The effect of breastfeeding on the mother's sleep has to be considered in relation to the infant's sleep, and the opportunity the mother has (or does not have) to mitigate the effects of normal infant sleep behaviors on her own sleep through taking maternal daytime naps or earlier bedtime, reducing other work burdens, 7 co-sleeping,9,10 or sleeping in the same room. 8 According to studies investigating the effect of feeding methods on maternal sleep, there is little evidence to support the idea that breastfeeding has a negative effect on maternal sleep. 11 Gay et al. reported that mothers who breastfed their infant were awake for a longer time during the night, but that the total sleep duration was not different from that of those who fed their infant with formula. 12 In another study, breastfeeding mothers were concluded to sleep 40 minutes more per night. 13 In a study conducted using home-based polysomnography with mothers breastfeeding their infants in Australia (infant age about 11–12 weeks), the total sleep time of breastfeeding and non-breastfeeding mothers was not different, but mothers who breastfed their infants were found to show lower sleep efficiency and more wake-ups during the night. 14
In the postpartum period, mothers may experience fatigue accompanied by sleeplessness. Postpartum fatigue is defined as a multidimensional condition that causes a woman to feel more negative, uncomfortable, and less competent than normal. 15 It is a short-term health problem that usually resolves spontaneously in the 8 to 24 weeks after birth. Although fatigue is a common and even expected condition after birth, severe postpartum fatigue has adverse effects on women's health and activities, such as deterioration of the mother's health, late return of the mother to daily life activities, quitting breastfeeding early, and delaying the development of the infant. Besides, permanent postpartum fatigue has been associated with postpartum depression.16–18 Rychnovsky and Hunter (2009) showed that fatigue scores were at the highest level after birth and that high fatigue level was associated with sleeplessness in the United States. 19
Postpartum fatigue, too, can be associated with breastfeeding as sleeplessness is. 20 In their study comparing breastfeeding and bottle-feeding women, Callahan et al. found that perceived fatigue did not differ significantly within 2 to 4 days or 6 to 12 weeks following birth in the France. 17 Likewise, Tobback et al. reported that there was no significant difference between women who breastfed (61) and those who bottle-fed (44) their infant (about 6 weeks of age) in terms of subjective fatigue in Belgium. 21
Carrying out initiatives for evaluating the causes of barriers to breastfeeding in detail and eliminating them can contribute significantly to mother and child health. Although breastfeeding is known to provide important benefits to the mother and infant, sleep and fatigue problems can urge mothers to quit breastfeeding and start formula feeding. This is the first study evaluating sleep and fatigue on mothers only breastfeeding and bottle feeding in Turkey. The study used a cross-sectional design and was carried out to examine the factors associated with the way mothers fed their infants such as breastfeeding or bottle feeding and to compare perceived sleep quality and fatigue levels.
Research questions
Question 1: What are the perceived sleep quality and fatigue levels in women who breastfeed and bottle feed their infant?
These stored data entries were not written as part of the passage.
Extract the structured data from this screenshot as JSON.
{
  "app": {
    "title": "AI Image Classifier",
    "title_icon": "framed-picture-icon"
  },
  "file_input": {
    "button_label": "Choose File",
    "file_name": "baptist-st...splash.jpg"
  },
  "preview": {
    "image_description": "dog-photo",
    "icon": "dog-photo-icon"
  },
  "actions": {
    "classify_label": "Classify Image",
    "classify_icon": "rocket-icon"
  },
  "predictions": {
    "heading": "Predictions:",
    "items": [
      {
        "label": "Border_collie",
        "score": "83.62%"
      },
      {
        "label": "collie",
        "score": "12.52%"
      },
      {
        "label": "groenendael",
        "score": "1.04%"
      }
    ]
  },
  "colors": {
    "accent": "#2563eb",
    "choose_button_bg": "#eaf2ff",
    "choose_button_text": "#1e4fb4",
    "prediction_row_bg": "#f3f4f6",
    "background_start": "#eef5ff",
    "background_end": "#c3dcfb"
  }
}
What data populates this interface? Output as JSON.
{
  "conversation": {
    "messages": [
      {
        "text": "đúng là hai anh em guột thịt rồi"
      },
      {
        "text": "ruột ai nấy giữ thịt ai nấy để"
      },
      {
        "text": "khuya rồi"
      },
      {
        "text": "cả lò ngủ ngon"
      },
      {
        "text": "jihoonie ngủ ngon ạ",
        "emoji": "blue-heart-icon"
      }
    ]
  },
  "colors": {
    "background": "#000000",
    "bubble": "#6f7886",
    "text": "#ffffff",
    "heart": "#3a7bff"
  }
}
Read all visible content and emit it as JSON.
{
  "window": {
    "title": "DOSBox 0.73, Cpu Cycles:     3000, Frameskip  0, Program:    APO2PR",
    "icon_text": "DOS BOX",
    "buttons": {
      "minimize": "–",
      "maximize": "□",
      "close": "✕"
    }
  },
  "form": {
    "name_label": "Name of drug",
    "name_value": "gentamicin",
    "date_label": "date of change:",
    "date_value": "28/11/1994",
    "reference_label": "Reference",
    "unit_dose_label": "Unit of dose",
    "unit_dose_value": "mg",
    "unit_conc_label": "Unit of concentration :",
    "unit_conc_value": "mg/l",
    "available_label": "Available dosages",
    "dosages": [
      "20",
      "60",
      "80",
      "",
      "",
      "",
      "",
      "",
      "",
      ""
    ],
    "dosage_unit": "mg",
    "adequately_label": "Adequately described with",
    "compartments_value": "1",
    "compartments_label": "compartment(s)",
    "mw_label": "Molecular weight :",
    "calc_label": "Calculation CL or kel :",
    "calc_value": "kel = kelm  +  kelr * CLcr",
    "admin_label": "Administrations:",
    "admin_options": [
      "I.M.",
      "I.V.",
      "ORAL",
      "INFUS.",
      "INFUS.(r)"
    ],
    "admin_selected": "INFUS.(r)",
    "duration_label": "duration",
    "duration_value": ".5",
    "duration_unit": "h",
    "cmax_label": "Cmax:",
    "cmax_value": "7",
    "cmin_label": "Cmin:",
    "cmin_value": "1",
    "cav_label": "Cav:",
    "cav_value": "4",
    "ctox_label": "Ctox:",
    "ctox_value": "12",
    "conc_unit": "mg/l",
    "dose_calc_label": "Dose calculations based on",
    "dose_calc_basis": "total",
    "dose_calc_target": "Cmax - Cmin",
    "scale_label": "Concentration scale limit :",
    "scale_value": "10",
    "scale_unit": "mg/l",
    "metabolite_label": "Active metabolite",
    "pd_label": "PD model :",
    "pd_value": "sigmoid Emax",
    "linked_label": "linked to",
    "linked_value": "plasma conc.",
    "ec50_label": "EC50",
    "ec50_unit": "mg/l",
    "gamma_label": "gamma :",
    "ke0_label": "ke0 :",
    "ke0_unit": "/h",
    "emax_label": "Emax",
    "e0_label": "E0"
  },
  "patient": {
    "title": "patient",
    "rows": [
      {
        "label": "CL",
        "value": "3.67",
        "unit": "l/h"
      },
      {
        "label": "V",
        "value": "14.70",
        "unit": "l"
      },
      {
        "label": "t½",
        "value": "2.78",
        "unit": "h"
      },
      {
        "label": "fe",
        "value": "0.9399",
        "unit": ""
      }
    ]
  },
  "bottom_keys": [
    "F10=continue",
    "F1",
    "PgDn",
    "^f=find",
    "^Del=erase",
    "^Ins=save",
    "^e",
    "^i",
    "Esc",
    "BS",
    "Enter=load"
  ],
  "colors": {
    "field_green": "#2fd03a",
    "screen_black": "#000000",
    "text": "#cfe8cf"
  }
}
Question 2: Does the quality of sleep and level of fatigue differ between mothers who breastfeed and who bottle feed their infants?
Materials and Methods
The data of the study were collected at six Family Health Centers (FHC) in the central county of Konya province, Turkey, between November 2018 and April 2019. The sample frame of the study consisted of women who were in their 4th to 16th week postpartum and registered in FHCs where the study data were collected between November 2018 and April 2019. The interviews were carried out by the researcher in FHC using face-to-face interview technique. Accordingly, 100 women who met the inclusion criteria made up the sample of the study.
The study included women who were in their 4th to 16th week postpartum, only breastfed or bottle-fed their infant, had no communication problems in the Turkish language, and agreed to participate in the study. Women who had an infant requiring hospital care were not included in the study. Babies who were exclusively breastfed were not given any additional food other than breast milk from birth. Infants who were only bottle-fed received other liquids, including water, from the 4th to the 16th week, and there were some infants who were initially breastfed.
The sample size was calculated to be at least 44 individuals for each group on the PASS 11 software package with a power analysis based on 80% power and α = 0.05 error level. 21 In the study, 50 mothers were enrolled in each group from the sample frame, and the study was completed with a total of 100 mothers.
Ethical approval of Eskişehir Osmangazi University Faculty of Medicine Ethics Committee and Konya Provincial Health Directorate was obtained. Informed written consent of the participants was obtained regarding their participation in the research. All collected forms were filed by the researcher, and the identity information of the participants was kept confidential.
Data collection tools
The study data were collected through the face-to-face interview technique using “a Personal Information Form,” “the Pittsburgh Sleep Quality Index (PSQI),” and “the Checklist Individual Strength (CIS).” Forms were filled out in a room provided in FHC setting by women who presented to FHCs for control, and it took an average of 20 minutes to answer the questions.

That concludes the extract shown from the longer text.